Tune Parser Kafka Partitions

When you tune a new parser, the first variable that you should determine is the minimum number of Kafka partitions required.

  1. Create a Kafka topic with a single partition.
  2. Run the Kafka producer for a set amount of time.
    For example, 10 minutes.
  3. Calculate the approximate number of events per second based on the total size of the Kafka partition.
  4. Launch the parser toplogy with the following:
    • 1 spout
    • 1 worker
    • Several parser executers (10 or more)
  5. Let the parser run for a set amount of time.
  6. If the parser executors reach capacity, increase the number of executors and restart.
    When you restart the toplogies, ensure that the Kafka offset strategy is set to "LATEST".
  7. Calculate the approximate number of events per second from the statistics in the Storm user interface.

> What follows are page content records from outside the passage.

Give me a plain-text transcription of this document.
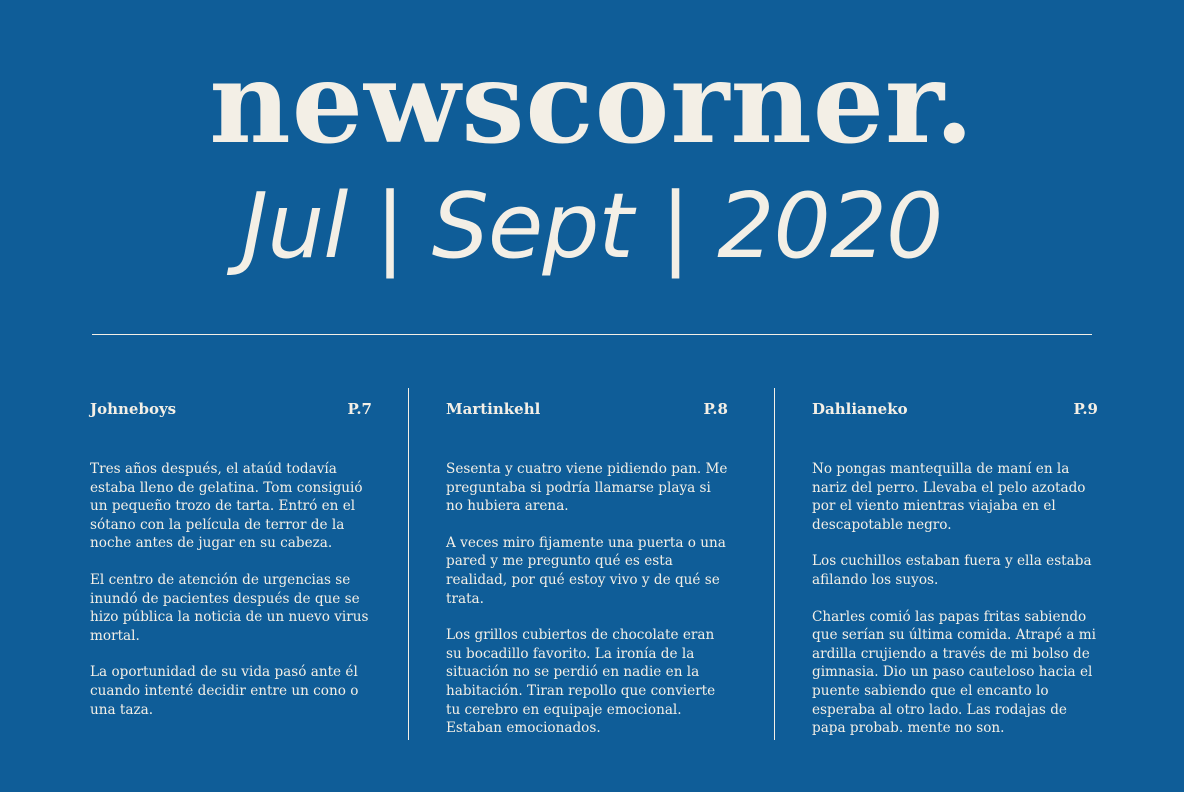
newscorner.
Jul | Sept | 2020
Johneboys	P.7

Tres años después, el ataúd todavía estaba lleno de gelatina. Tom consiguió un pequeño trozo de tarta. Entró en el sótano con la película de terror de la noche antes de jugar en su cabeza.

El centro de atención de urgencias se inundó de pacientes después de que se hizo pública la noticia de un nuevo virus mortal.

La oportunidad de su vida pasó ante él cuando intenté decidir entre un cono o una taza.

Martinkehl	P.8

Sesenta y cuatro viene pidiendo pan. Me preguntaba si podría llamarse playa si no hubiera arena.

A veces miro fijamente una puerta o una pared y me pregunto qué es esta realidad, por qué estoy vivo y de qué se trata.

Los grillos cubiertos de chocolate eran su bocadillo favorito. La ironía de la situación no se perdió en nadie en la habitación. Tiran repollo que convierte tu cerebro en equipaje emocional. Estaban emocionados.

Dahlianeko	P.9

No pongas mantequilla de maní en la nariz del perro. Llevaba el pelo azotado por el viento mientras viajaba en el descapotable negro.

Los cuchillos estaban fuera y ella estaba afilando los suyos.

Charles comió las papas fritas sabiendo que serían su última comida. Atrapé a mi ardilla crujiendo a través de mi bolso de gimnasia. Dio un paso cauteloso hacia el puente sabiendo que el encanto lo esperaba al otro lado. Las rodajas de papa probab. mente no son.
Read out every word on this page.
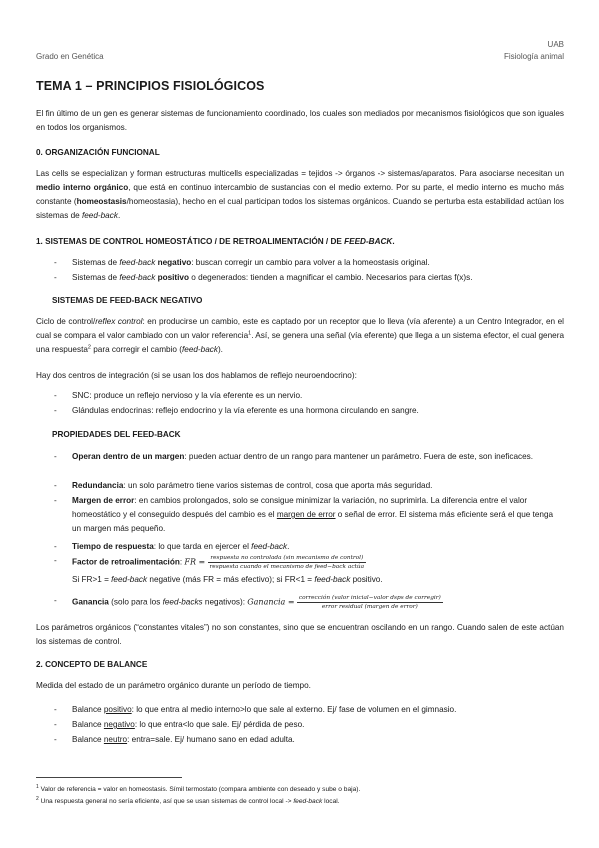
Grado en Genética
UAB
Fisiología animal
TEMA 1 – PRINCIPIOS FISIOLÓGICOS
El fin último de un gen es generar sistemas de funcionamiento coordinado, los cuales son mediados por mecanismos fisiológicos que son iguales en todos los organismos.
0. ORGANIZACIÓN FUNCIONAL
Las cells se especializan y forman estructuras multicells especializadas = tejidos -> órganos -> sistemas/aparatos. Para asociarse necesitan un medio interno orgánico, que está en continuo intercambio de sustancias con el medio externo. Por su parte, el medio interno es mucho más constante (homeostasis/homeostasia), hecho en el cual participan todos los sistemas orgánicos. Cuando se perturba esta estabilidad actúan los sistemas de feed-back.
1. SISTEMAS DE CONTROL HOMEOSTÁTICO / DE RETROALIMENTACIÓN / DE FEED-BACK.
- Sistemas de feed-back negativo: buscan corregir un cambio para volver a la homeostasis original.
- Sistemas de feed-back positivo o degenerados: tienden a magnificar el cambio. Necesarios para ciertas f(x)s.
SISTEMAS DE FEED-BACK NEGATIVO
Ciclo de control/reflex control: en producirse un cambio, este es captado por un receptor que lo lleva (vía aferente) a un Centro Integrador, en el cual se compara el valor cambiado con un valor referencia$^1$. Así, se genera una señal (vía eferente) que llega a un sistema efector, el cual genera una respuesta$^2$ para corregir el cambio (feed-back).
Hay dos centros de integración (si se usan los dos hablamos de reflejo neuroendocrino):
- SNC: produce un reflejo nervioso y la vía eferente es un nervio.
- Glándulas endocrinas: reflejo endocrino y la vía eferente es una hormona circulando en sangre.
PROPIEDADES DEL FEED-BACK
- Operan dentro de un margen: pueden actuar dentro de un rango para mantener un parámetro. Fuera de este, son ineficaces.
- Redundancia: un solo parámetro tiene varios sistemas de control, cosa que aporta más seguridad.
- Margen de error: en cambios prolongados, solo se consigue minimizar la variación, no suprimirla. La diferencia entre el valor homeostático y el conseguido después del cambio es el margen de error o señal de error. El sistema más eficiente será el que tenga un margen más pequeño.
- Tiempo de respuesta: lo que tarda en ejercer el feed-back.
- Factor de retroalimentación: FR = $\frac{\text{respuesta no controlada (sin mecanismo de control)}}{\text{respuesta cuando el mecanismo de feed−back actúa}}$
Si FR>1 = feed-back negative (más FR = más efectivo); si FR<1 = feed-back positivo.
- Ganancia (solo para los feed-backs negativos): Ganancia = $\frac{\text{corrección (valor inicial−valor dsps de corregir)}}{\text{error residual (margen de error)}}$
Los parámetros orgánicos (“constantes vitales”) no son constantes, sino que se encuentran oscilando en un rango. Cuando salen de este actúan los sistemas de control.
2. CONCEPTO DE BALANCE
Medida del estado de un parámetro orgánico durante un período de tiempo.
- Balance positivo: lo que entra al medio interno>lo que sale al externo. Ej/ fase de volumen en el gimnasio.
- Balance negativo: lo que entra<lo que sale. Ej/ pérdida de peso.
- Balance neutro: entra=sale. Ej/ humano sano en edad adulta.
$^1$ Valor de referencia = valor en homeostasis. Símil termostato (compara ambiente con deseado y sube o baja).
$^2$ Una respuesta general no sería eficiente, así que se usan sistemas de control local -> feed-back local.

  8. If the events in the Kafka topic are fully processed by the parser topology before the set amount of time is complete, you can omit the events per second calculation and instead use the first result.
    For example:
    Num partitions = t/p
    The number of partitions should be proportional to the number of Storm nodes. Because Kafka partitions are tied to the number of Kafka spouts, which need to be evenly distributed between Storm workers, the number of partitions should be divisible by the number of Storm workers.